Он сидел на полу в гостиной, в пижаме из тонкого черного шелка. Шарики, лежавшие на полу вокруг него, были выточены из полудрагоценных камней, встречающихся в Аргентине: сердолика и горного хрусталя. Когда Дэгни вошла, он не встал. Он сидел, глядя на нее; хрустальный Шарик, словно слезинка, скатился с его ладони. Он улыбнулся неизменившейся дерзкой ослепительной улыбкой, как в детстве:

— Привет, Слаг!

Она услышала свой голос, покорно, беспомощно, радостно отозвавшийся:

— Привет, Фриско.

Она смотрела на его лицо — это было лицо, которое она знала. На нем не было ни следа той жизни, которую он вел, ни напоминания о том, что произошло в их последнюю ночь. Никаких признаков пережитой трагедии — ни горечи, ни напряжения, лишь подчеркнутое и окрепшее с годами ироническое выражение, опасная, непостижимая веселость и безмятежное душевное спокойствие, лишенное чувства вины. Но это, думала она, невозможно. Это еще ужаснее, чем все остальное.

Он внимательно рассматривал ее: на ней было наброшенное на плечи поношенное пальто и серый костюм, похожий на служебную форму.

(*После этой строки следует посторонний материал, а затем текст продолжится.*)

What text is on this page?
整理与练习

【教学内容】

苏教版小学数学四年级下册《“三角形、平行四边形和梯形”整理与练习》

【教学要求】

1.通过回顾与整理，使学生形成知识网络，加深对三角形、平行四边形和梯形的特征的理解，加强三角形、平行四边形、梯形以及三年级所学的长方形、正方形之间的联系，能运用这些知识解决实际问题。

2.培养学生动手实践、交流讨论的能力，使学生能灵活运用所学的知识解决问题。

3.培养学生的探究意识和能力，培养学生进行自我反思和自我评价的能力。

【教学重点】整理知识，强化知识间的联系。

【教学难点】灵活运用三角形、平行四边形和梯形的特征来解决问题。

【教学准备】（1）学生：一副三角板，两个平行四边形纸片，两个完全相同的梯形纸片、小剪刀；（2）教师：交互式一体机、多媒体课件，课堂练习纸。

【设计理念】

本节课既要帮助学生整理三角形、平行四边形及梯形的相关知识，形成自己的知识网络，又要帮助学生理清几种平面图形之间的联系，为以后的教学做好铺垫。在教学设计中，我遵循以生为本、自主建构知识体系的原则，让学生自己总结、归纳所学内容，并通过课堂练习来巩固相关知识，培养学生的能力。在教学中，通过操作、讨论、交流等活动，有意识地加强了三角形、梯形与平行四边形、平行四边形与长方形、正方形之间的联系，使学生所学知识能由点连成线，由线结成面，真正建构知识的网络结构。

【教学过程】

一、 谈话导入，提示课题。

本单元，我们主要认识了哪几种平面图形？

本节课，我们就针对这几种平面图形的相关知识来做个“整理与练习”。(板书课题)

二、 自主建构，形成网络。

— Если ты специально так оделась, чтобы я не заметил, как ты хороша, то ты просчиталась. Ты прекрасна. Жаль, что я не могу тебе сказать, какое это облегчение — увидеть умное и при этом женское лицо. Но у тебя нет никакого желания выслушивать это. Ты ведь не для этого пришла, — сказал он.

Его слова были совершенно неуместны во многих отношениях, но его непринужденность вернула ее к реальности, к той злости, которую она чувствовала, и к цели ее визита. Она стояла и смотрела на него, ее лицо не выражало никаких чувств, ничего личного.